3. More than 20,000 Users: High-Availability and Distributed Database

  • Technology Choices: MongoDB or Riak.
  • Reasoning: At this scale, the application requires a database that can handle high traffic, ensure availability, and scale horizontally. MongoDB and Riak are both well-suited for distributed environments, offering high availability, fault tolerance, and seamless integration with your existing architecture.
  • Benefits:
    • Handles large volumes of data and user requests efficiently.
    • Supports horizontal scaling, allowing the system to grow as needed.
    • Maintains data availability even in distributed or multi-node setups.

This approach ensures that your database solution evolves alongside your application, maintaining efficiency, reliability, and scalability at each stage of growth.
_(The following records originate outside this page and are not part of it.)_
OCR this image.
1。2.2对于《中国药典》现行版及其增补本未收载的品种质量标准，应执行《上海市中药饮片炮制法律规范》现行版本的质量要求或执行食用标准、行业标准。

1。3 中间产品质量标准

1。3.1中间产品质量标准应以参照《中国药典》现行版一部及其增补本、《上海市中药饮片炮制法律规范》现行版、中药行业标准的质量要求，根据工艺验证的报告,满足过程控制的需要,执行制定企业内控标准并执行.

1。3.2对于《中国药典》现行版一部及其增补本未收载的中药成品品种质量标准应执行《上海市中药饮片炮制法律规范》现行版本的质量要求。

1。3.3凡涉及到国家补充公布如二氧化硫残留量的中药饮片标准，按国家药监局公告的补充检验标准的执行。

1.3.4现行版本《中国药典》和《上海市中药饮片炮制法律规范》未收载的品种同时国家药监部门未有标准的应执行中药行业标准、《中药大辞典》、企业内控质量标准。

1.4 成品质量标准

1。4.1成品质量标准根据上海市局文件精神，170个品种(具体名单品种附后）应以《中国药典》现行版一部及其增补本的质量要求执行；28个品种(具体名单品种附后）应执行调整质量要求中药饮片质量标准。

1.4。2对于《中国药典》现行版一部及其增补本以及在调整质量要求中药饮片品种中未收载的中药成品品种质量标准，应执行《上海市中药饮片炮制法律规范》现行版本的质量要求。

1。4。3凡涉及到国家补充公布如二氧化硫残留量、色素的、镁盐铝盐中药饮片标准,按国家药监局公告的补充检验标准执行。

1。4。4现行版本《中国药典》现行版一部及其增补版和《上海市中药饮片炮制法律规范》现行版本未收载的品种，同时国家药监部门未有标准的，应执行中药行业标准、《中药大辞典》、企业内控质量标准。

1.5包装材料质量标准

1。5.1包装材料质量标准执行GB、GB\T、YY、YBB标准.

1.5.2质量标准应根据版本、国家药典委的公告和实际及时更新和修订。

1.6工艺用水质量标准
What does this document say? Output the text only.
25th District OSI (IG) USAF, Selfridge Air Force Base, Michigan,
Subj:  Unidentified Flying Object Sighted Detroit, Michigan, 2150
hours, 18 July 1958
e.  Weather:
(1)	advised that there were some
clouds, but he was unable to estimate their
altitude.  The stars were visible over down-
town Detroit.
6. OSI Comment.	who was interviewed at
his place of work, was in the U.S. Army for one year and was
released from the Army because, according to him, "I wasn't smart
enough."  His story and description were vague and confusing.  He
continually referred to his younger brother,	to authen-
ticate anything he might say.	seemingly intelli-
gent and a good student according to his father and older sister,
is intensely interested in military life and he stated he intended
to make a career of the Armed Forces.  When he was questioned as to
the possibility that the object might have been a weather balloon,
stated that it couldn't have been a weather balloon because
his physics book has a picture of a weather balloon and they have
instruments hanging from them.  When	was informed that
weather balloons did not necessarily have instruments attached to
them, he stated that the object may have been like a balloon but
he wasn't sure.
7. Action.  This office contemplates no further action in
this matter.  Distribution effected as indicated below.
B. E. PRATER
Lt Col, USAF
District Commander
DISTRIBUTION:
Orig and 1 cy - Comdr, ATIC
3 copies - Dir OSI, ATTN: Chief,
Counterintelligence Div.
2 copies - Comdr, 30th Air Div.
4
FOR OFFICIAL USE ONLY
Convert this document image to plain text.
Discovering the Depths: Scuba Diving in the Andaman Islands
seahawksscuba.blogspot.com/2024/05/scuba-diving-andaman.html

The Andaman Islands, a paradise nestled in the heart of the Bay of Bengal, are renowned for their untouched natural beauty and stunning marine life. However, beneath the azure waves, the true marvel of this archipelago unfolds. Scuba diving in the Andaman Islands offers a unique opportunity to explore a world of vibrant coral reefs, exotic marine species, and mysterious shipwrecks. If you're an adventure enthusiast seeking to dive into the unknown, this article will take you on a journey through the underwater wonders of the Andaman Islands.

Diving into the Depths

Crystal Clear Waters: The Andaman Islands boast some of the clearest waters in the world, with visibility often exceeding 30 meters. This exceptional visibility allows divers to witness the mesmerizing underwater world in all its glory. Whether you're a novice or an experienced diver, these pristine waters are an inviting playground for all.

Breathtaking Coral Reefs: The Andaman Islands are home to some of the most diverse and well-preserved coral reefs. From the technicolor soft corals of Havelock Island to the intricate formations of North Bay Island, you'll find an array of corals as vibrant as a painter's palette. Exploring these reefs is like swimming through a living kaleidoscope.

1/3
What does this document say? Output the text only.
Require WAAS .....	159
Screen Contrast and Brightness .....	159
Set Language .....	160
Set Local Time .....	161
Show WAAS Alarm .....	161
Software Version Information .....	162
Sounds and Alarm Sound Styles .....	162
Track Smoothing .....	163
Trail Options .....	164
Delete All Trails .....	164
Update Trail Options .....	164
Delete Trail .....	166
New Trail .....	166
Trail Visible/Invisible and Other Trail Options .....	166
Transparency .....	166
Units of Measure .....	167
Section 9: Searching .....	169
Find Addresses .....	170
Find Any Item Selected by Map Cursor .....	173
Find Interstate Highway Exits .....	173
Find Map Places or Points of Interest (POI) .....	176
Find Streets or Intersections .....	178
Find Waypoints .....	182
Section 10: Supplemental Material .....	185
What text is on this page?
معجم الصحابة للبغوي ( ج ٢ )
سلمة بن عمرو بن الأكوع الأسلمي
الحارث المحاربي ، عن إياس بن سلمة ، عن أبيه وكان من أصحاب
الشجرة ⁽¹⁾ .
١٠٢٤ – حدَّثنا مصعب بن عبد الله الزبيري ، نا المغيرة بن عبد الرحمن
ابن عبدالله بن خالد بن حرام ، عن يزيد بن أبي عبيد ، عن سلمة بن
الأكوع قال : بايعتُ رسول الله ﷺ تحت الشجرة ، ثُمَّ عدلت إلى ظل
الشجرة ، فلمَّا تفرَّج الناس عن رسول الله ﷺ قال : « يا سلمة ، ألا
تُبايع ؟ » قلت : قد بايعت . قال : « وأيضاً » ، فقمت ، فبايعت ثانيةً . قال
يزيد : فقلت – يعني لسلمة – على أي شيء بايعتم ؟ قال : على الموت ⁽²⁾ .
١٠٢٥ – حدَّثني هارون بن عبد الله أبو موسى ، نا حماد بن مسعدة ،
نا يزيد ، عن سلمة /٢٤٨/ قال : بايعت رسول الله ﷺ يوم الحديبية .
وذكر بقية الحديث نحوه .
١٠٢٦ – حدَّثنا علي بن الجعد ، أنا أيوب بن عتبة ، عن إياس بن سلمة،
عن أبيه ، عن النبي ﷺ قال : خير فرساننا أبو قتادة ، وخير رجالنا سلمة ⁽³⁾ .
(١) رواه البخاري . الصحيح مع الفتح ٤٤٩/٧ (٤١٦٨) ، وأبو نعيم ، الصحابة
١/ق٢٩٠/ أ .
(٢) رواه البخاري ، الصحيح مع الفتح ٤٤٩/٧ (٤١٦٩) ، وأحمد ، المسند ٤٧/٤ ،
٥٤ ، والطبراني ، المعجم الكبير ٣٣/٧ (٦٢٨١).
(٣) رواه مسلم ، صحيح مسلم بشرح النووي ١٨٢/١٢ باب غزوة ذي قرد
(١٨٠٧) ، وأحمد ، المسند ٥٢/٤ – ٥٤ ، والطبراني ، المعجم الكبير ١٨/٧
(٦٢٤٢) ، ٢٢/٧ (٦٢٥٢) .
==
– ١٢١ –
SQL is Ideal with a clear vision

SQL databases are ideal when you have a clear schema and vision for your program from the start, offering strong data integrity and efficient querying. However, their rigidity can become a drawback as projects evolve, requiring changes to the schema. These changes can break compatibility with existing code, leading to complex migrations and maintenance challenges. While SQL excels in stable environments, its inflexibility makes it less suited for projects where the schema is likely to change frequently.